When a friend suggested a holiday trip over the New Year, I jumped at the chance. After weeks of holiday partying and office parties, I was ready to pack my bags. The three suggestions were…(1) Paris (2) Canterbury or (3) Stratford upon Avon. I’d been to Paris but had not visited the other two locations and we eventually setted on Canterbury, mainly due to the desire to see a new town in the UK. Besides, like many people, I am familiar with the Canterbury Tales (somewhat) and thought this would be a great opportunity to
Canterbury is an ancient town that dates back to Roman times and is perfect for a quick weekend visit. If you have a car, it might be worth staying around for a bit longer and heading to Dover Castle or other nearby sites. In our case, we took the train and then got a taxi to our hotel, with was about £15. The first day, I’m embarrassed to say that we did not do a thing aside from order take out to the hotel and figure out what we were going to do. It was really only a half day though to I’ll give myself a break!
The next morning we set out to check out a couple of tourist sites and started off at Canterbury Castle, which is the site of a Norman fortress built in the 1100s. Don’t get too excited though as it is basically an open ruin, but is still very beautiful as well as free to visit and open from dawn to dusk. There is no one at the site but there is plenty of signage to explain the history of the site and it is well worth a visit as it gives you a sense of Canterbury’s past.

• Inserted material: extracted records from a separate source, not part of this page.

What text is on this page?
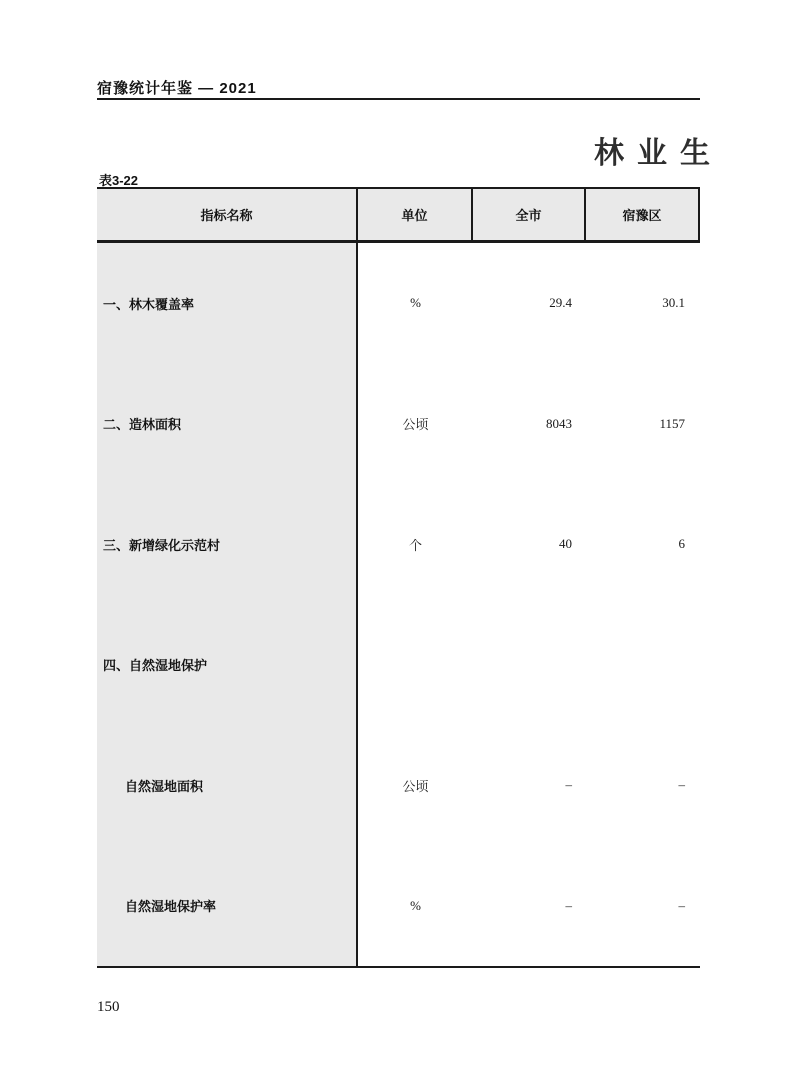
宿豫统计年鉴 — 2021
林业生
表3-22
指标名称	单位	全市	宿豫区
一、林木覆盖率	%	29.4	30.1
二、造林面积	公顷	8043	1157
三、新增绿化示范村	个	40	6
四、自然湿地保护
自然湿地面积	公顷	–	–
自然湿地保护率	%	–	–
150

After leaving the castle, we began to make our way to the Canterbury Tales experience but were distracted by a used book store called (you guessed it) The Chaucer Bookshop. The store is filled with all sorts of books and volume sets – you could get lost for hours! After buying a couple of items to read back at the hotel, and saying goodbye to the shop owner, we moved on to Waterstone’s and bought even more books. OK, enough about the buying spree…across from the Waterstones is where you’ll find the entrance to the Canterbury Tales experience, which is set up inside of an old church. We bought our tickets and put on some cheesy medieval-ish looking hats. The inside takes you through some of Chaucer’s tales and is designed to look like (and smell like) you’re actually in the middle ages. For the uninitiated, The Canterbury Tales is a book by Geoffrey Chaucer that essentially is a book about a road trip from the middle ages between London and Canterbury when a bunch of pilgrims head there to see the shrine of Saint Thomas Becket. Although it was a bit cheesy, I did actually enjoy it…particularly the flowy princess hat I got to wear during the tour. I left feeling like I knew a lot more about the tales – especially since I hadn’t really thought about them since college.

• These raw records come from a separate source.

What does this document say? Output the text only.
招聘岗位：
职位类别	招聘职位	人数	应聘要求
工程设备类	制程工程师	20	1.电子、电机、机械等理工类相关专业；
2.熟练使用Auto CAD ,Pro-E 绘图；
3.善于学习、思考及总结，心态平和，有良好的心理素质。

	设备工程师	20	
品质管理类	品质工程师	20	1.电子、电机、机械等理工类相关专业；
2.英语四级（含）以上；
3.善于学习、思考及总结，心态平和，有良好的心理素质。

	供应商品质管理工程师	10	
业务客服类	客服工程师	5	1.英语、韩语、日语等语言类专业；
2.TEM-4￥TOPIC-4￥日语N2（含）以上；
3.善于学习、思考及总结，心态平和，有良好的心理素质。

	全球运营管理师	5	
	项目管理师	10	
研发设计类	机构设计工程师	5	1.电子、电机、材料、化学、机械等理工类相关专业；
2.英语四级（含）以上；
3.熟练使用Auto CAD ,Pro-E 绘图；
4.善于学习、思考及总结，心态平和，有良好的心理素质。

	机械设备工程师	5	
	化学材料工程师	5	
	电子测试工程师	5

Upon leaving the experience, we decided to go to the Canterbury History museum but my friend was distracted by the sound of an accordion. We decided to get a little snack and found an adorable cafe called Brunch where we had hot chocolate while listening to the haunting melodies and spent some time people watching. After around 15 to 20 minutes, we walked around the corner to the Canterbury Heritage Museum. If you are into history (like me), this is the place for you. It takes you through the history of Canterbury from pre-historic and Roman times up until the modern days. I found it quite interesting – especially the section on Rupert the Bear, which I remember from my youth. If you want to visit the Roman Museum as well, be sure to get the double discounted ticket that allows you into both museums. We bought this type of ticket and went the Roman Museum afterwards.

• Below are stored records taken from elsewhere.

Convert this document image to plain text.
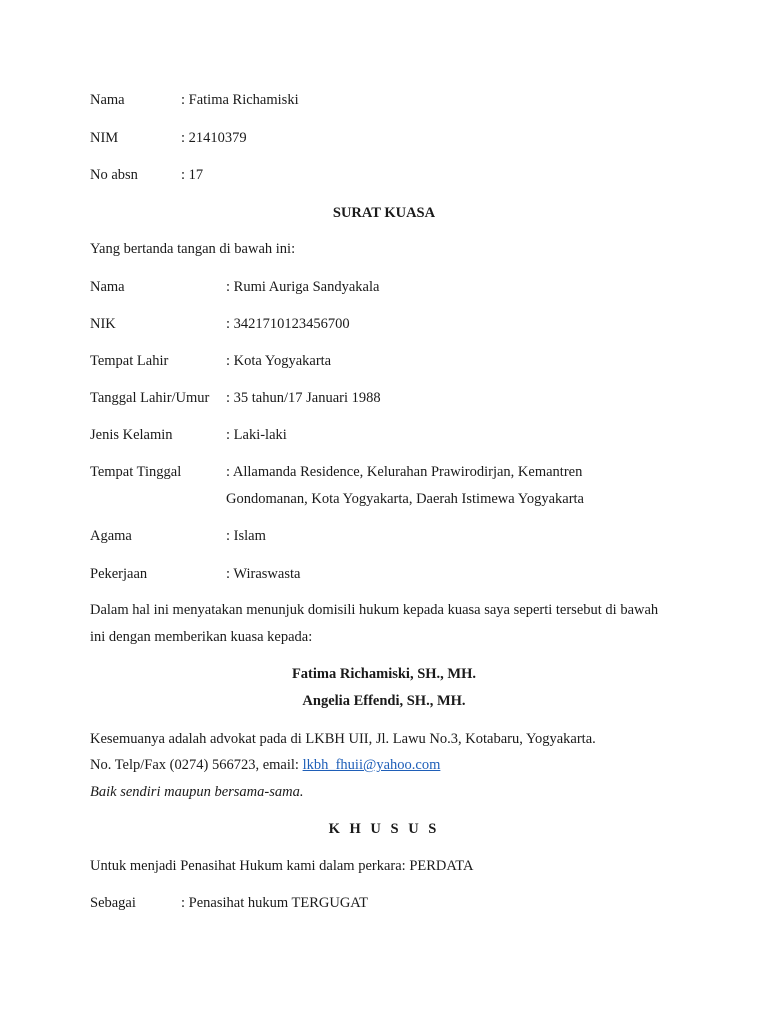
Nama	: Fatima Richamiski
NIM	: 21410379
No absn	: 17
SURAT KUASA
Yang bertanda tangan di bawah ini:
Nama	: Rumi Auriga Sandyakala
NIK	: 3421710123456700
Tempat Lahir	: Kota Yogyakarta
Tanggal Lahir/Umur : 35 tahun/17 Januari 1988
Jenis Kelamin	: Laki-laki
Tempat Tinggal	: Allamanda Residence, Kelurahan Prawirodirjan, Kemantren
Gondomanan, Kota Yogyakarta, Daerah Istimewa Yogyakarta
Agama	: Islam
Pekerjaan	: Wiraswasta
Dalam hal ini menyatakan menunjuk domisili hukum kepada kuasa saya seperti tersebut di bawah
ini dengan memberikan kuasa kepada:
Fatima Richamiski, SH., MH.
Angelia Effendi, SH., MH.
Kesemuanya adalah advokat pada di LKBH UII, Jl. Lawu No.3, Kotabaru, Yogyakarta.
No. Telp/Fax (0274) 566723, email: lkbh_fhuii@yahoo.com
Baik sendiri maupun bersama-sama.
K H U S U S
Untuk menjadi Penasihat Hukum kami dalam perkara: PERDATA
Sebagai	: Penasihat hukum TERGUGAT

The Roman Museum is quite interesting and includes a section of an old Roman home – it is mainly just the tile work from what was once the floor but interesting nonetheless. The museum isn’t very big but if you like history then you will enjoy it. There is a kids section at the end so it’s great for a family visit. There is an adorable little coffee and pastry shop next to the museum called Cafe Turquoise, which we visited to get out of the rain and relax while enjoying a cup of tea and some macrons.
Last, we went to the famed cathedral. We could only see a portion of the inside because a New Year service was starting. It used to house the shrine of Saint Thomas Becket but the shrine was destroyed when the United Kingdom turned from being a catholic country to a protestant country. The cathedral is absolutely amazing and I highly recommend attending a service to hear the incredible singing wafting through the sanctuary.
The next day we went hiking in Blean Woods nature reserve, which offers a number of well marked hiking paths. For those of you who have read this blog or my Twitter feeds, you know I love to hike – it helps me stay fit and enjoy the outdoors. It was very muddy but we made it along the red trail, which took about an hour. If you take your car, there is parking at the beginning of the trail. There is nothing else nearby though so bring your own water, snacks and (ahem) toilet paper!
Later that evening, after removing our muddy hiking boots and taking a nap, we got dressed up and went to a French restaurant for our New Year’s meal. My steak was over cooked and the food was not all that amazing so I won’t mention it here.
Overall, Canterbury is a great two or three day trip – maybe longer if you decide to visit other nearby sites in Dover or other parts of the south-east. Just remember to take an umbrella and warm clothes if you go in January!
Getting there: It can easily be reached by train from London in about an hour by taking the high speed Javelin train from St. Pancras Station or a slower train from Victoria Station. There are two stations in Canterbury, both with regular service to London.